The book has two main shortcomings, both concerning methodology. First is the author’s sometimes anecdotal style: data and examples of clemency practice from different jurisdictions are sporadically used to illustrate the author’s arguments, rather than being collected and analyzed in a systematic way, despite Novak’s early assurance that his book “explores the practice of clemency and not the theory” (p. 3). Even if a jurisdiction under study possesses the world’s most detailed constitutional mercy scheme, the clemency power becomes meaningless if petitions are never, or almost never, entertained by the executive. Without data on clemency practice and without empirical or socio-legal analysis, the reader has no way of knowing whether clemency is a power exercisable only “on the books”. In death penalty cases, Singapore, Texas, and Florida form prominent examples: successful death penalty clemency appeals are so rare, that in the words of one late Singaporean criminal defence lawyer, petitioning was invariably a “waste of time”.Footnote 13 Admittedly, Novak does provide some examples of data on clemency “rates” in the Introduction (USA), Chapter 2 (UK, former British colonies in Africa), Chapter 6 (South Carolina), and Chapter 7 (India, USA), but these serve mainly illustrative purposes.

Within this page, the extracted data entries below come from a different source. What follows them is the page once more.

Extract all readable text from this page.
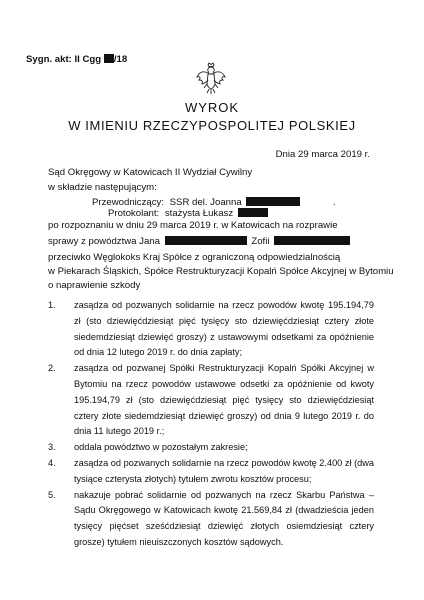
Sygn. akt: II Cgg /18
WYROK
W IMIENIU RZECZYPOSPOLITEJ POLSKIEJ
Dnia 29 marca 2019 r.
Sąd Okręgowy w Katowicach II Wydział Cywilny
w składzie następującym:
Przewodniczący: SSR del. Joanna	.
Protokolant: stażysta Łukasz
po rozpoznaniu w dniu 29 marca 2019 r. w Katowicach na rozprawie
sprawy z powództwa Jana	Zofii
przeciwko Węglokoks Kraj Spółce z ograniczoną odpowiedzialnością
w Piekarach Śląskich, Spółce Restrukturyzacji Kopalń Spółce Akcyjnej w Bytomiu
o naprawienie szkody
1. zasądza od pozwanych solidarnie na rzecz powodów kwotę 195.194,79 zł (sto dziewięćdziesiąt pięć tysięcy sto dziewięćdziesiąt cztery złote siedemdziesiąt dziewięć groszy) z ustawowymi odsetkami za opóźnienie od dnia 12 lutego 2019 r. do dnia zapłaty;
2. zasądza od pozwanej Spółki Restrukturyzacji Kopalń Spółki Akcyjnej w Bytomiu na rzecz powodów ustawowe odsetki za opóźnienie od kwoty 195.194,79 zł (sto dziewięćdziesiąt pięć tysięcy sto dziewięćdziesiąt cztery złote siedemdziesiąt dziewięć groszy) od dnia 9 lutego 2019 r. do dnia 11 lutego 2019 r.;
3. oddala powództwo w pozostałym zakresie;
4. zasądza od pozwanych solidarnie na rzecz powodów kwotę 2.400 zł (dwa tysiące czterysta złotych) tytułem zwrotu kosztów procesu;
5. nakazuje pobrać solidarnie od pozwanych na rzecz Skarbu Państwa – Sądu Okręgowego w Katowicach kwotę 21.569,84 zł (dwadzieścia jeden tysięcy pięćset sześćdziesiąt dziewięć złotych osiemdziesiąt cztery grosze) tytułem nieuiszczonych kosztów sądowych.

This calls into question the author’s ambition in his project design: the greater the number of jurisdictions compared (with reference to more than 110 jurisdictions in the index)Footnote 14 , the less that can be known about each, beyond a doctrinal comparison of law “on the books”. Systematically-collected statistical data would provide evidence for the author’s (probably correct) assertions that “an executive clemency decision, outside of public view, allows a harsh sentence to be modified after the fact without undermining any deterrence impact of the original sentence” (pp. 1–2) and that “the degree to which the pardon authority is aligned to the other powers of state, including law enforcement and prosecution, may be determinative of the frequency of clemency grants” (p. 139).
Similarly, using elite interview data in Chapter 6 (Mercy Committees) would also enable the reader to draw firmer conclusions about how clemency decisions are made around the table: whose voice, or which documents, prove the most influential, and whether or not a singular chief executive usually pays heed to advisory opinions.
Second, while the author ably outlines the similarities and differences of common law clemency laws and procedures, the reader is prompted to ask: “why the variance?”. All nations evince differences in their constitutional and legislative arrangements, but what builds on describing similarities and differences is averring to the reasons for those similarities and differences: the historical, cultural, structural, and political roots of varianceFootnote 15 – explanations too often ignored by comparative law scholars.Footnote 16 It is a shame the author holds back in this regard, although again the enormity of the project may be the reason: there is only so much comparative explanation that a compact volume can accommodate. Nevertheless, Novak’s work prompts plenty of questions and avenues for further clemency research, particularly on the empirical side. And perhaps that is the point: not to end the conversation on comparative executive clemency, but to restart it again after Sebba.